One of the main topics you hear of today is rising interest rates. It affects so many aspects of our lives and is one of the ways the Federal Reserve balances out economic inflation. When inflation is too high, they raise rates to slow down the economy. When inflation is too low, they will lower rates to stimulate the economy. When it comes to real estate interest rates dictate the mortgage rates lenders will give you when you want to borrow money for a home.
At the beginning of 2022, the country saw a big jump in interest rates in a short period, which caused the average 30 yr fixed-rate mortgage to jump over 4.0%. As we all know, this is something a lot of people have been expecting due to the increase in inflation throughout the United States. So, what does that mean for you as a home buyer?
To start, it is not very likely that interest rates will go down to below 3% like they were back in 2021. Moreover, home prices continue to rise due to a shortage of housing inventory.
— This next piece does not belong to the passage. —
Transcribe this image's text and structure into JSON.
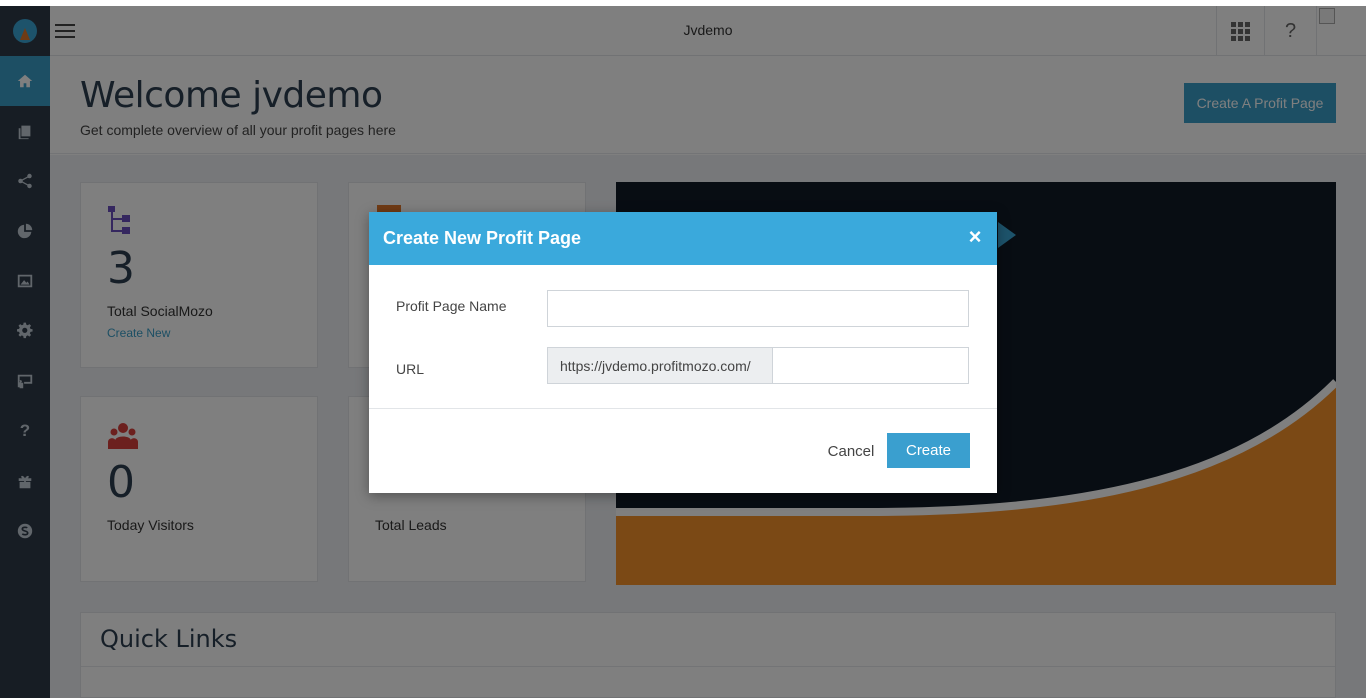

All of this has decreased overall home affordability. So, unfortunately, it does mean that as a home buyer, the cost of a home that you can afford has gone down. In reality, interest rates are not the biggest problem. It is the inventory of houses. While rates are much higher than everybody experienced in 2021, they are pretty similar to the rates in 2019, and most people said 2019 was a “normal” real estate market.
One thing that people hope increasing mortgage rates do is to slow down buyer demand. Because that may be one of the only ways to slow down this real estate market. Another thing is that it would be very difficult to build, or find, the number of homes needed to feed the number of home buyers right now. However, what has happened is rising interest rates put more fear in homes buyers of rising interest rates as 2022 comes and made them more aggressive than expected.
One good thing is that we are technically in one of the slowest times of the year for real estate. Also, home builder permits have increased. Both bring some hope as to what housing inventory will look like in 2022. While it will not be enough to supply all home buyers, it will help. As for home buyer demand; It will largely depend on what the Federal Reserve decides to do with interest rates.